The proposals described above also would permit insurers to sell insurance plans across state lines. Those in favor of such an idea believe that it would encourage competition by allowing consumers to shop for cheaper insurance policies while simultaneously simplifying operations for insurers. Opponents of such an approach fear a “race to the bottom,” in which insurers seek to locate to states with the least stringent regulations and sick people are priced out of coverage. Regardless of the impact on consumers, such a policy shift could prove to be a boon to companies wishing to enter the health insurance space, as the high costs and regulatory burdens that provide a barrier to entry, at least to some degree, theoretically would be reduced.

Another common element of the plans discussed above is medical malpractice liability reform.
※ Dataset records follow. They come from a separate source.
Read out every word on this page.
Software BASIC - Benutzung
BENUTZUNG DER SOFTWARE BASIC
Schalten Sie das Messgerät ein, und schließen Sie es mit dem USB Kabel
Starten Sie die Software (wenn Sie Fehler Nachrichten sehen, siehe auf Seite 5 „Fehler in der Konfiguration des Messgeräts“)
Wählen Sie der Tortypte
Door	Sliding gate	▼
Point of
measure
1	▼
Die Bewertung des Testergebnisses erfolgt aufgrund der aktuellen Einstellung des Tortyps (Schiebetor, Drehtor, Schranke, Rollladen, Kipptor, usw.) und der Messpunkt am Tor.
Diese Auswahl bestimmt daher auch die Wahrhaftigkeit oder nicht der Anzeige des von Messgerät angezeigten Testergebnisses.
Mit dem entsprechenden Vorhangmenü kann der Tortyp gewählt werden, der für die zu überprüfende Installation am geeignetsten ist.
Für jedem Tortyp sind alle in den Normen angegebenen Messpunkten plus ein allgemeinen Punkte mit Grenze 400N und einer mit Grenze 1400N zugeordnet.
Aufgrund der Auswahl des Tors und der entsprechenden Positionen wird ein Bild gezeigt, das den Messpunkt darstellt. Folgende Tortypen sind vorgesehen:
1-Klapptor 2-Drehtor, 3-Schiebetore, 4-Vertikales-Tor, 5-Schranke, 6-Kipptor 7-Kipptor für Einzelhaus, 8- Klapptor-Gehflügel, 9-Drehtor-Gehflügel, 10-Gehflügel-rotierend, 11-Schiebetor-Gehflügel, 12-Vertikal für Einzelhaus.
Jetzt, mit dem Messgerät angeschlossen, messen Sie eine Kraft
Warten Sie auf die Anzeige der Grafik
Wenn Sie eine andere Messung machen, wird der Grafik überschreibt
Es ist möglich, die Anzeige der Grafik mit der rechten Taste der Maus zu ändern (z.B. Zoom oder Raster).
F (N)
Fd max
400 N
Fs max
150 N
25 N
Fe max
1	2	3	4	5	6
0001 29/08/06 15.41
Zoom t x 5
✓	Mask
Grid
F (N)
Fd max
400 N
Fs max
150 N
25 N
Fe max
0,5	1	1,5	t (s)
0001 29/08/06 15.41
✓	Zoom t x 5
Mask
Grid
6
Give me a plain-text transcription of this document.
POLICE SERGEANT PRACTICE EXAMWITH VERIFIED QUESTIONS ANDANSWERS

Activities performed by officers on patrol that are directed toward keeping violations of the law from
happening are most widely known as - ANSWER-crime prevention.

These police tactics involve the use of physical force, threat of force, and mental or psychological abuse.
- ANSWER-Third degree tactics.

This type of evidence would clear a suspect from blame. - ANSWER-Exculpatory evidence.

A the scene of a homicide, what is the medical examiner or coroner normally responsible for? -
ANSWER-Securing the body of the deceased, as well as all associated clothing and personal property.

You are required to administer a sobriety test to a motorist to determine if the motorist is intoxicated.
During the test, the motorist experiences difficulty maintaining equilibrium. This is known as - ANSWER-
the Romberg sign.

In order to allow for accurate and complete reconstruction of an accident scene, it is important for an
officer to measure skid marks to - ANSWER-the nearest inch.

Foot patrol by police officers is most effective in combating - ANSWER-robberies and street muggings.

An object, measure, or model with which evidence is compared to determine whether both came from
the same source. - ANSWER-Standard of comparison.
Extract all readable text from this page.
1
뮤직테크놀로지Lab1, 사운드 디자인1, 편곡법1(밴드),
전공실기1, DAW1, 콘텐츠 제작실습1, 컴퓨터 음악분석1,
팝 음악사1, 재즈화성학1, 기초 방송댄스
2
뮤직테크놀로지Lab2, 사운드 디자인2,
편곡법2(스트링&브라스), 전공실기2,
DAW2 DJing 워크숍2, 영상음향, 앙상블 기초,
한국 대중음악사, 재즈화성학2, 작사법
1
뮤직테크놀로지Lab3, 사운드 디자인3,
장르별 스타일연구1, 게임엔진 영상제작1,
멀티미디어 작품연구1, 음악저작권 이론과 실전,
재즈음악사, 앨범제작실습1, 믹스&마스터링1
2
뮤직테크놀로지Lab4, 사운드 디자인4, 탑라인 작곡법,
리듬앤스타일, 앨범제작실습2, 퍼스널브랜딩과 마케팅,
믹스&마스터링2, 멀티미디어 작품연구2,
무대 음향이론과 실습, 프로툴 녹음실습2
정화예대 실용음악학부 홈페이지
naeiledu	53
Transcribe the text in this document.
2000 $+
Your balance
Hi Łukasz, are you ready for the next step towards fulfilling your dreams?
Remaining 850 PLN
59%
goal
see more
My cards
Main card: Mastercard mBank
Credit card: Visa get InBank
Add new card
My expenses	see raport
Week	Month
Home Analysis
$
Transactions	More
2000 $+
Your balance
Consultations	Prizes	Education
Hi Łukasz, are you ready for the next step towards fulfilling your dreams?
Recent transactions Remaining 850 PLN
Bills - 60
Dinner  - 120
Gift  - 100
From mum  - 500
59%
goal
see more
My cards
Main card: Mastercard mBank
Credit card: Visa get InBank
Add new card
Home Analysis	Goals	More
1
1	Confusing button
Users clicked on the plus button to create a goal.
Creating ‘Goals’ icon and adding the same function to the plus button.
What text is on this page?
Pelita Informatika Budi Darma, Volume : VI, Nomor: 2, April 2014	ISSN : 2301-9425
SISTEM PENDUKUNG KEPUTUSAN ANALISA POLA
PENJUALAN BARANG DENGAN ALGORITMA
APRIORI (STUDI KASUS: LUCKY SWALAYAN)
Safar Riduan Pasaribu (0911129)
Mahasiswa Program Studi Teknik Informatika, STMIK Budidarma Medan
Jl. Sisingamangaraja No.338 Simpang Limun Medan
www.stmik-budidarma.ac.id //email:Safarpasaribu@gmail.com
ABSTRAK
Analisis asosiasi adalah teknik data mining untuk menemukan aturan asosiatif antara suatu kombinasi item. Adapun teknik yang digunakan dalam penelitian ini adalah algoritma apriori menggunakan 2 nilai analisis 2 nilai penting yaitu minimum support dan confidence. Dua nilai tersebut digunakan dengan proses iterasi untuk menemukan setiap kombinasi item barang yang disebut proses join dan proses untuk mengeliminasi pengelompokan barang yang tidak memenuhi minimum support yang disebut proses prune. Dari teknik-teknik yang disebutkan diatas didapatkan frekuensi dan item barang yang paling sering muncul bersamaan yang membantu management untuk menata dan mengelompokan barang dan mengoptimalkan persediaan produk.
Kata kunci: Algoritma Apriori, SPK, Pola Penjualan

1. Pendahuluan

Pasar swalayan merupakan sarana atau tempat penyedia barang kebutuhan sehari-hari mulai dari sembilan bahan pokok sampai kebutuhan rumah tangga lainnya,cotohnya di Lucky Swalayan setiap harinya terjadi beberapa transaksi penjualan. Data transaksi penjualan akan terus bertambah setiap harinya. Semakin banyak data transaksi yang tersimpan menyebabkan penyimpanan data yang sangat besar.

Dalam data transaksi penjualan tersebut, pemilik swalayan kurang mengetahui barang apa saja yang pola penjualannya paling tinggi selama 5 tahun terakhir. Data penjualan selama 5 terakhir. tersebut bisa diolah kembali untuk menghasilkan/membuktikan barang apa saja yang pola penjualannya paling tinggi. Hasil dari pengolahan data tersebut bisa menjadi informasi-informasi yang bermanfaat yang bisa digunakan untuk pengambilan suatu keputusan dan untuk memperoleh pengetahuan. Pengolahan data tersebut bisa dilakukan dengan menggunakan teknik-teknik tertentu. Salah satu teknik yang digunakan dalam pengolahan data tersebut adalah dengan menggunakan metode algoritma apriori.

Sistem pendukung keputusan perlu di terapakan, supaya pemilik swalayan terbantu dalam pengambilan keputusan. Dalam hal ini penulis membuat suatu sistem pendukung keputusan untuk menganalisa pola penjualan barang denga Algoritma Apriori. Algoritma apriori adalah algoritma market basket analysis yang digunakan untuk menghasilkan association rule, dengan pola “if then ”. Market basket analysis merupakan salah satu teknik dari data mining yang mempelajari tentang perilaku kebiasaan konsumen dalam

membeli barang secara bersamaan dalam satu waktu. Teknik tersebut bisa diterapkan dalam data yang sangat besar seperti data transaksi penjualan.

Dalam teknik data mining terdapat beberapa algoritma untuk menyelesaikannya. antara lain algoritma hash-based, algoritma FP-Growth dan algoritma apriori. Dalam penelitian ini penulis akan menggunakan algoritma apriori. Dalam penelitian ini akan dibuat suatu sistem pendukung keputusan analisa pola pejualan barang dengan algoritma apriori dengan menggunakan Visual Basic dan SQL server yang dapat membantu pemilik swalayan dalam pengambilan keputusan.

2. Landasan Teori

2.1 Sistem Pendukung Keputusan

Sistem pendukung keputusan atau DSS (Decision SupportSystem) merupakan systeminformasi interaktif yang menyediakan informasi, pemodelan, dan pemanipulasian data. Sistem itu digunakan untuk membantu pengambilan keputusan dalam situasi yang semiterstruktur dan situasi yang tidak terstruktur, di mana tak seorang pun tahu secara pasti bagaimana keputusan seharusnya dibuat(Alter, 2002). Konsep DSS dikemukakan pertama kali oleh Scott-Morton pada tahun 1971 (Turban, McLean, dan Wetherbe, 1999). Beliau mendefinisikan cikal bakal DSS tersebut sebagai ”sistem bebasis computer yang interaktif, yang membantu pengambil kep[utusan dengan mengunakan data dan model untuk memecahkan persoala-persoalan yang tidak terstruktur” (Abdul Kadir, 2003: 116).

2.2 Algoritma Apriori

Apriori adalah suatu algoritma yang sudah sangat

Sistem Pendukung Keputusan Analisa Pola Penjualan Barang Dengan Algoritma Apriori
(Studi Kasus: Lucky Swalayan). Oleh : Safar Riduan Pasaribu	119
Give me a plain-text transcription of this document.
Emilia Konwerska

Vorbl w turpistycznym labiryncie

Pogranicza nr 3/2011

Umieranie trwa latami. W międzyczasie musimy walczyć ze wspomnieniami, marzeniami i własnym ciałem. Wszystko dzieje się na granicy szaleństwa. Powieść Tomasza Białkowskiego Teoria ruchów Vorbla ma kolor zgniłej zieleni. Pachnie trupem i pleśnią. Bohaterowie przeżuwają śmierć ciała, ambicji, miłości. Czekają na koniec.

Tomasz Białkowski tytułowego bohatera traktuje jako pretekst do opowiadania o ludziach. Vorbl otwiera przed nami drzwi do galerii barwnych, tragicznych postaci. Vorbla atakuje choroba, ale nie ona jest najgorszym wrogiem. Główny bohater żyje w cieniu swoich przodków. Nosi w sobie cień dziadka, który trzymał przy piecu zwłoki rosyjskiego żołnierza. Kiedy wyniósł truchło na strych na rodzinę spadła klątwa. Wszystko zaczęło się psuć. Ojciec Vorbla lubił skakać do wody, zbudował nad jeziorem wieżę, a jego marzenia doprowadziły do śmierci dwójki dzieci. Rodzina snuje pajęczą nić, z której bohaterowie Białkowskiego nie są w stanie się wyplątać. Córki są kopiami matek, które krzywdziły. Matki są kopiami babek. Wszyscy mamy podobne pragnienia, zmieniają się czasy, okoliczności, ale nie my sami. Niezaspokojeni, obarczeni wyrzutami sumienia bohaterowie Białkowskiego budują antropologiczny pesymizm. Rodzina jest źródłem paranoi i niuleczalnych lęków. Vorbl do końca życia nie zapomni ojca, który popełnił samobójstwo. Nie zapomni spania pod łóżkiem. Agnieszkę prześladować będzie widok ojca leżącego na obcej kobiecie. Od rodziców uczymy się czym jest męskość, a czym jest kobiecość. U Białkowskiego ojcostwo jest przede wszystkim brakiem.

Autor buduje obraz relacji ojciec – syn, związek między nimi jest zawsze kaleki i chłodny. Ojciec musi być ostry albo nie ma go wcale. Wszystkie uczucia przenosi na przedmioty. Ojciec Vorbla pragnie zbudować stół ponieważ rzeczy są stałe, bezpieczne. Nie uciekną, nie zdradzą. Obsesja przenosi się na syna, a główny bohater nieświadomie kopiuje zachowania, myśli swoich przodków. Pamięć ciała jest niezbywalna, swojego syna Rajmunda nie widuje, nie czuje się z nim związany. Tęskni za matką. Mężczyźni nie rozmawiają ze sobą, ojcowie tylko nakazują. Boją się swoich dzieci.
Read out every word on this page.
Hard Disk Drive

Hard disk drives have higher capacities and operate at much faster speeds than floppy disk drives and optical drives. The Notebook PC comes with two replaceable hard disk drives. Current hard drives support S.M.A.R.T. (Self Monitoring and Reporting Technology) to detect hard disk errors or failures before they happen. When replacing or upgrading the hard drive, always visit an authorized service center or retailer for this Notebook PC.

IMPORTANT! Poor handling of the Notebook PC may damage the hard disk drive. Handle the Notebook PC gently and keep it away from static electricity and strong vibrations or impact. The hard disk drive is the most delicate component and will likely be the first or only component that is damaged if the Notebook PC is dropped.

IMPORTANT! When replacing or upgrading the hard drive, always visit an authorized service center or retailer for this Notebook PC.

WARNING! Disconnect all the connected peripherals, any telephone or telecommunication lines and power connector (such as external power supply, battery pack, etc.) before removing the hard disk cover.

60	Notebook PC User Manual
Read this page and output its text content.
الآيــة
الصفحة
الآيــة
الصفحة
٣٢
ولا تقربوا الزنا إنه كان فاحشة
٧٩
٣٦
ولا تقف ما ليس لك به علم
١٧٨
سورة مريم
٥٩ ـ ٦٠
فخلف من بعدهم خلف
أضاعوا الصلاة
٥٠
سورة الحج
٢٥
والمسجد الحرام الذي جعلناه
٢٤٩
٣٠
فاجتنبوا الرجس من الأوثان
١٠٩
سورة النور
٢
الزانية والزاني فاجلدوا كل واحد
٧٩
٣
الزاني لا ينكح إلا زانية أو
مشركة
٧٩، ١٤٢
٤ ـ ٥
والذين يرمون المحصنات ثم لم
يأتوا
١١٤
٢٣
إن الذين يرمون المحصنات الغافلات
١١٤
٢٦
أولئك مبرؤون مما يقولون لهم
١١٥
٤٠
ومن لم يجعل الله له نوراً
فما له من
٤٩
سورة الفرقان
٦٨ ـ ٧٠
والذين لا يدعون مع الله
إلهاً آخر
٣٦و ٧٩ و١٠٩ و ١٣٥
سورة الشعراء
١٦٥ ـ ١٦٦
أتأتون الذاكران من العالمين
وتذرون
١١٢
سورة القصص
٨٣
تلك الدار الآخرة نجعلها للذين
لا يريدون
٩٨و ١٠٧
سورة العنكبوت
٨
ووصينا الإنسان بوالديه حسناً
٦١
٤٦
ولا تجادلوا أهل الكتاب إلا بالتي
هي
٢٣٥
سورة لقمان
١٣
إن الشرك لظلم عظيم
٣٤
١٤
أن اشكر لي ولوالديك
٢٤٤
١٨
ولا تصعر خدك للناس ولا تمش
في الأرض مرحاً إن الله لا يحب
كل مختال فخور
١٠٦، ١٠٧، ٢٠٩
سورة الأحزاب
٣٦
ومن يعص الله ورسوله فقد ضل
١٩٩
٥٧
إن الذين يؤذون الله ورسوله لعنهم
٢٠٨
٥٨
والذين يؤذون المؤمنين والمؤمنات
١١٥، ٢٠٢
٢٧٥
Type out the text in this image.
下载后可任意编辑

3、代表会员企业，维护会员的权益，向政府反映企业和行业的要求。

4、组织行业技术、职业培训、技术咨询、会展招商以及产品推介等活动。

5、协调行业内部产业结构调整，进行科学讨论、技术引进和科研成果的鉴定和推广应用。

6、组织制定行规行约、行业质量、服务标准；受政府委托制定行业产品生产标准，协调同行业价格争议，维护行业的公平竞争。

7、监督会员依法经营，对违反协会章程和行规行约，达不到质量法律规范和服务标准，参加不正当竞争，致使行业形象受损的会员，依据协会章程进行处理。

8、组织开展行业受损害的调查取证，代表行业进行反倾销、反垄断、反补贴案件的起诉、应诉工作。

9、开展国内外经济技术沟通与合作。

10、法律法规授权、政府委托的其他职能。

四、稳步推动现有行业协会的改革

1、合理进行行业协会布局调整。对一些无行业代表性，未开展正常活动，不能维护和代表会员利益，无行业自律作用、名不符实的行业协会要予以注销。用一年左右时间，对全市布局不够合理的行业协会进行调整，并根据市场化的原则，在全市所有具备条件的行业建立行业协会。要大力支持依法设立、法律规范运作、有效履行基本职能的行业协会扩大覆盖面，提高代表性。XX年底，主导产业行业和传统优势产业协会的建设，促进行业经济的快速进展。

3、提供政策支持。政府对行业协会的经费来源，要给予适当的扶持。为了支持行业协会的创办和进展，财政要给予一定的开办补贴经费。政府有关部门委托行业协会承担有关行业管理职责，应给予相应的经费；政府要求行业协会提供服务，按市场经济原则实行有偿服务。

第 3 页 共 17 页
Such reforms, proponents argue, would reduce the practice of “defensive medicine” and reduce costs associated with medical malpractice coverage, resulting in overall healthcare cost savings. While the plaintiffs’ bar would certainly not welcome malpractice liability reform, and some consumers (or victims of professional negligence) would likely take umbrage as well, providers could potentially see cost savings and, all things being equal, increased profit margins as the cost of professional liability coverage decreases (though detractors may disagree).

As noted in the last installment in this series, barring a massive shift in the composition of legislature (e.g., Senate Republicans obtaining a filibuster-proof majority in 2018), the buy-in of Congressional Democrats almost certainly will be required to pass legislation to replace the ACA. Consequently, the Republican proposals discussed herein are likely to undergo substantial modification if they are to attract the requisite Democratic support. Nonetheless, healthcare market participants looking to plan for the future could be well-served by understanding the general principles underpinning Republican healthcare reform proposals.